Knowledge of human diseases, prediction of one’s own health, sequencing microorganisms ; identifying variants as well as developing stress/drought/ pest tolerant plants has been increased and opened new window for researcher due to development in technology with latest framework.
HGP which was launched with target to sequence large parts of genome has released many new theories.
On a single machine run in time of 7 days several 100GB of data corresponding to several terabytes is produced by sequencing millions of reads by means of NGS platform.
The excitement of accurate tackling these data has led to elongated enthusiasm in perspectives towards parallelization and dispersed execution of annotation pipelines.
The major aim of improving NGS analytics is to provide filtering, mapping, analysis for every large datasets in a shorter span of time.
There are some errors which remain in NGS data which arise due to mismatches in sequencing platforms and variation in formats which are supported by sequencers thus demanding accurate software packages and data handling tools apart from being faster.
The latest series of big data processing tools gives satisfactory accurate and fast capability for analysis of high throughput sequencing data to reveal unseen patterns in sequencing, bio molecule interactions etc. .
Hadoop shows major user friendly environment for substantial scale data analysis and is quiet error reducing system.
Due to Map reduce framework the high level of performance is attained by NGS in quantification and analysis job/study.
As the new windows are getting opened for research every day many libraries are moving towards cloud services ; systems.
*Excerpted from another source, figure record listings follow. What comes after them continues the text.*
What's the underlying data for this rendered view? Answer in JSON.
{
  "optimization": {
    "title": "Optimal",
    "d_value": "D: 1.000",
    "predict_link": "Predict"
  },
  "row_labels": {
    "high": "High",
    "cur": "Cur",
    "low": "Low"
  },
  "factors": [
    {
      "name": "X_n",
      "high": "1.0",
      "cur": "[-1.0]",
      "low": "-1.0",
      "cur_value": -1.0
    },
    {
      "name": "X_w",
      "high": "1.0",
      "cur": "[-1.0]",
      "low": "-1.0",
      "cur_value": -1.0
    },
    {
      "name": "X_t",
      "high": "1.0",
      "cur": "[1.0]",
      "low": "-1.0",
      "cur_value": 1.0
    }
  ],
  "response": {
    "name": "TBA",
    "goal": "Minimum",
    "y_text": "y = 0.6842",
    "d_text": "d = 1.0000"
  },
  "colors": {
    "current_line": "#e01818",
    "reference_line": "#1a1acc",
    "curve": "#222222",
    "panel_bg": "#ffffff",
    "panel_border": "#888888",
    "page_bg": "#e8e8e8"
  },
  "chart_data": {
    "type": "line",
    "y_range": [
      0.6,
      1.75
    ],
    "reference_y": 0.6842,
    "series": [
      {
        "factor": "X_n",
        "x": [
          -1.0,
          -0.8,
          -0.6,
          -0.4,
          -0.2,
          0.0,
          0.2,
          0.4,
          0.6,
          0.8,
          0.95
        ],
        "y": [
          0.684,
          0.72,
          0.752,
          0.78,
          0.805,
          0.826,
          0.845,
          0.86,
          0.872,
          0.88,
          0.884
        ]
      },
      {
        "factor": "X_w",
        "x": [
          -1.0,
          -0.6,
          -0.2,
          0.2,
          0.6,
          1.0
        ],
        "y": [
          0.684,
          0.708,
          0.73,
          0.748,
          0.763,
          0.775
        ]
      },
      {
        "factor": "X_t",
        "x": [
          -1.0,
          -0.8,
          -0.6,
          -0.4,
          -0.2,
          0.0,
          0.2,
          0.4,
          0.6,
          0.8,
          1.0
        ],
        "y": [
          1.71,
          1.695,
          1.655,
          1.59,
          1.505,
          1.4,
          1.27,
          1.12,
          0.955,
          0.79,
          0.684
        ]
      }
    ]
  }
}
Due to which it gets obvious that technology is entering second phase of cycle thus dominating the IT standards.
For adopting cloud services there should be correct knowledge or else it will be barrier.
Cloud service should be understand correctly so that it will be easy for user to analyse weather it is correct for him or no.
The main boon of cloud service is it can be used in mobiles, laptops, tablets etc. and does not need dedicated ; complicated system or software. But other side of cloud is its disadvantage of reliability, security ; privacy.
In future up gradations this disadvantages will be reduced and a compel holistic platform will be used for further studies.